Method guide
Is it really a trigger, or just a coincidence?
A real trigger appears next to bad days noticeably more often than next to good ones — usually at least twice across two weeks, and rarely on calm days. One co-occurrence is a guess. Three is a candidate. Five is hard to ignore.
Why this distinction matters
Once you start tracking, you'll spot apparent triggers quickly. Most of them are coincidences — your brain is wired to over-detect patterns when you're feeling unwell. Knowing how to filter noise from signal is the difference between useful insight and a lifestyle you've over-restricted for no reason.
The three-bar test
Before you accept a candidate trigger, run it through three quick checks. If it passes all three, it's worth a focused follow-up week. If it fails any of them, hold the theory loosely.
- Repetition: did this factor appear next to a bad day at least twice in 14 days?
- Asymmetry: does it appear far less often next to good days than next to bad ones?
- Plausibility: is there a reasonable mechanism — sleep, stress, exertion, environment — connecting it to the symptom?
Common false positives
Some patterns look real but almost never are.
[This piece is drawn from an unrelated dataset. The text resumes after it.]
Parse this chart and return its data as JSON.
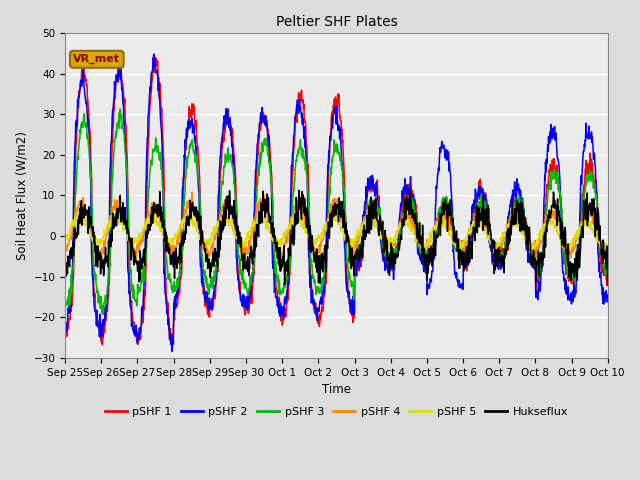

Watch out for triggers that only ever appear next to bad days because you only ever notice them then — like a specific weather condition you remember on day 12 but ignored on day 4.
- The thing you only noticed once you had a theory.
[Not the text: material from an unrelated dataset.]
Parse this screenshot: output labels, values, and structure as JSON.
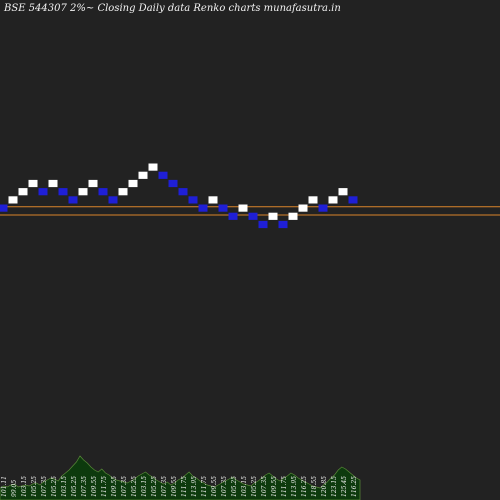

- The thing that's present every single day (it can't differentiate good from bad).
- The thing that only shows up because the bad day made you do it (e.g. extra coffee).
- The thing you read about online the night before.
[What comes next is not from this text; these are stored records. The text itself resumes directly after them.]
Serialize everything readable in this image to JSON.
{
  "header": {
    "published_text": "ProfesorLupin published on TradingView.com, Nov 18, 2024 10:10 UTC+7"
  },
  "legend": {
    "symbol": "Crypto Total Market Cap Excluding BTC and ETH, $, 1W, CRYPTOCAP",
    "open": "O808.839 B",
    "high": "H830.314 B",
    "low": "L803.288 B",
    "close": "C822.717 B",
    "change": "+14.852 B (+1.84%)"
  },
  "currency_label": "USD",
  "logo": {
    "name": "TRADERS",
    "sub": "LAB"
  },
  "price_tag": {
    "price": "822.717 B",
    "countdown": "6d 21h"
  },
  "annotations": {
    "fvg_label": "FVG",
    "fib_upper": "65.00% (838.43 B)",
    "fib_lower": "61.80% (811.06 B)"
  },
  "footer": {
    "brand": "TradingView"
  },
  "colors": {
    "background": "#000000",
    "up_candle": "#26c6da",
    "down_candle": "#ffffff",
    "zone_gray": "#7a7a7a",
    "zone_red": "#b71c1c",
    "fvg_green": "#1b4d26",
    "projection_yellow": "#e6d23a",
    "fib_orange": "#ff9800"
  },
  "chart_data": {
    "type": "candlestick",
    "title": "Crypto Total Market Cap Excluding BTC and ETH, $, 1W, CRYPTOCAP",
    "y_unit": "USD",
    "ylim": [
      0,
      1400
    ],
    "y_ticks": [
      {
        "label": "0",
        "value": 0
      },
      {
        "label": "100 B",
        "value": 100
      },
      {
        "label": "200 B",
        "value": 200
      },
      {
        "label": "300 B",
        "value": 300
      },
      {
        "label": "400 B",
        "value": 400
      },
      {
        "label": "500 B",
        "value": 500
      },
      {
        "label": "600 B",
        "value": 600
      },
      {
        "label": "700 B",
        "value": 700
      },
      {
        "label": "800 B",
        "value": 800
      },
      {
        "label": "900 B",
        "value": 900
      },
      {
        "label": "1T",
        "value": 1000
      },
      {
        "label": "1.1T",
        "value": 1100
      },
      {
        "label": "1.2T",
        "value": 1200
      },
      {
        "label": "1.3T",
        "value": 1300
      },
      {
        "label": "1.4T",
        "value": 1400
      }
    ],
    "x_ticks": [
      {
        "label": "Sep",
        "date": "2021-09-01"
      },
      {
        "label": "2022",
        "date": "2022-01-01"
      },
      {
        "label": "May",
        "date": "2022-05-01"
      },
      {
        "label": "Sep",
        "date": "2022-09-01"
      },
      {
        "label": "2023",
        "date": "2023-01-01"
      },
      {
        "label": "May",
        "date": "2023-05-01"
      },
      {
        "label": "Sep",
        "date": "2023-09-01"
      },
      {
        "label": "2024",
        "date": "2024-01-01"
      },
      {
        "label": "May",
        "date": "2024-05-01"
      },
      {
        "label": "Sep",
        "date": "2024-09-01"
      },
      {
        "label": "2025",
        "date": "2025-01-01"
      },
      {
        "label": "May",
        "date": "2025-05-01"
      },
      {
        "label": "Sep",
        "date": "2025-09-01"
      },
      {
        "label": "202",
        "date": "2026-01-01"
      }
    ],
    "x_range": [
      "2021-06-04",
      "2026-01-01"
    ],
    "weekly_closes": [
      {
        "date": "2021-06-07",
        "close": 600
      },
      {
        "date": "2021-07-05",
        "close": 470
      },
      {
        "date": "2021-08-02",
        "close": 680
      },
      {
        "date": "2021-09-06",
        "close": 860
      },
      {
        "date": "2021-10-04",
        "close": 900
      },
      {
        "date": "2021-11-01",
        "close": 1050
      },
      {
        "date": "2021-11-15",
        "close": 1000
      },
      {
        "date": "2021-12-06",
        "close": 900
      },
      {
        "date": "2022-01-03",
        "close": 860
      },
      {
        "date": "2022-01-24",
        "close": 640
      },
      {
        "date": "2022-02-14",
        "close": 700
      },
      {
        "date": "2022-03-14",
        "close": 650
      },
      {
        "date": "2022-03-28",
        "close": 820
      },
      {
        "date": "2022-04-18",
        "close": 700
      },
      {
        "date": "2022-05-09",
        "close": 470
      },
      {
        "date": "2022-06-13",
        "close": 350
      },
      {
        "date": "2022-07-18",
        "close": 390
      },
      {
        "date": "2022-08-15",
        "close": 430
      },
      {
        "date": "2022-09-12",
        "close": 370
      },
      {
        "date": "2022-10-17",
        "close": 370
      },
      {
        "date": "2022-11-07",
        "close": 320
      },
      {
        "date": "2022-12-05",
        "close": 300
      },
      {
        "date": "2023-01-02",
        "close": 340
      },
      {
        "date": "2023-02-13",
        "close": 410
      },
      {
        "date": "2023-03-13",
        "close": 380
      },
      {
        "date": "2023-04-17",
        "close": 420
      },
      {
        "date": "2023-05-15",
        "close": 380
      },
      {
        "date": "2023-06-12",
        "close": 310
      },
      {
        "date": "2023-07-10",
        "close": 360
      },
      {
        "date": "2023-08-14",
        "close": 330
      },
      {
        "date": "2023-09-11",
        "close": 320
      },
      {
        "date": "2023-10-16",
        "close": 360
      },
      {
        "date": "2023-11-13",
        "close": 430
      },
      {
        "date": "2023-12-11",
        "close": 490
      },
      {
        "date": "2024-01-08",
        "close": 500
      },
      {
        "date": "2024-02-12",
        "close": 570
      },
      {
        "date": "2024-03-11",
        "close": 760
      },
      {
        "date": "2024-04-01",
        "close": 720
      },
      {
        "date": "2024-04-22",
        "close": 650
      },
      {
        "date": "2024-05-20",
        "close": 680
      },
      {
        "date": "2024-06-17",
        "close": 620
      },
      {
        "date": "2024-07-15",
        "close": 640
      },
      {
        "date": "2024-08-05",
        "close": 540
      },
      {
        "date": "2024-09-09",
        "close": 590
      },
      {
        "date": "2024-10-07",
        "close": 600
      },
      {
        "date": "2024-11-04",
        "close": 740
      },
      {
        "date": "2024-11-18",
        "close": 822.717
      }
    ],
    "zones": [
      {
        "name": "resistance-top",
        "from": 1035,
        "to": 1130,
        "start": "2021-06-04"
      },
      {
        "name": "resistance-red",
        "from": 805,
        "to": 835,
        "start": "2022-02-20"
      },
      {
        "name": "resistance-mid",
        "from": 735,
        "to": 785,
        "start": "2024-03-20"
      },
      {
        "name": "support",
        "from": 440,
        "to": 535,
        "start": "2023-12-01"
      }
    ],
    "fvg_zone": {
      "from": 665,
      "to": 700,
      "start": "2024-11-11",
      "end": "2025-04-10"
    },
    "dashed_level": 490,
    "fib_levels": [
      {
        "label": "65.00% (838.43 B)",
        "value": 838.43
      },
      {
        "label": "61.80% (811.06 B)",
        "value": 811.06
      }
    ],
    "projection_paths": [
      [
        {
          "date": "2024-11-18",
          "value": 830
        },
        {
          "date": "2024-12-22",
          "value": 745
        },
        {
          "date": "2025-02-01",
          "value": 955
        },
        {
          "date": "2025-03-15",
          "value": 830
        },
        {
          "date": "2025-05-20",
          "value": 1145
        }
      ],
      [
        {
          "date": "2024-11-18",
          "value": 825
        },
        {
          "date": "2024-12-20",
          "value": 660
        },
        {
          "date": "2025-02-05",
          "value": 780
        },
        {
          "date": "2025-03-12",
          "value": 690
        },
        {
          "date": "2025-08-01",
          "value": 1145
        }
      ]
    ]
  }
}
How to confirm a candidate
Once a factor passes the three-bar test, run a focused 7-day follow-up watching only that one variable. Don't change anything else. The full method is in [how to find your personal triggers](resource:how-to-find-your-personal-triggers).
When to let a theory go
If a candidate fails its follow-up week, drop it. Holding onto rejected theories is the single fastest way to make tracking miserable. Log the rejection and move on — eliminating a wrong answer is real progress.
Key takeaways
- One co-occurrence is a guess; two is a candidate; three is a real lead.
- Triggers should appear less often on good days, not just often on bad days.
- Run a focused follow-up week before changing anything in your life.
- Rejecting a wrong theory is real progress — log it and move on.
Frequently asked questions
What's the minimum number of days I need?
Two weeks of consistent logging usually gives enough data to apply the three-bar test. Less than that and you're working with anecdote.
What if multiple triggers appear at once?
Pick the one with the strongest asymmetry first and test it alone. Stacking changes makes it impossible to learn anything.
Does Your Body Signal do this for me?
Yes — the 14-day insight engine highlights the strongest pattern in your data and tells you how confident the signal is.
Is this medical advice?
No. It's a framework for reading your own data — it does not diagnose or replace medical care.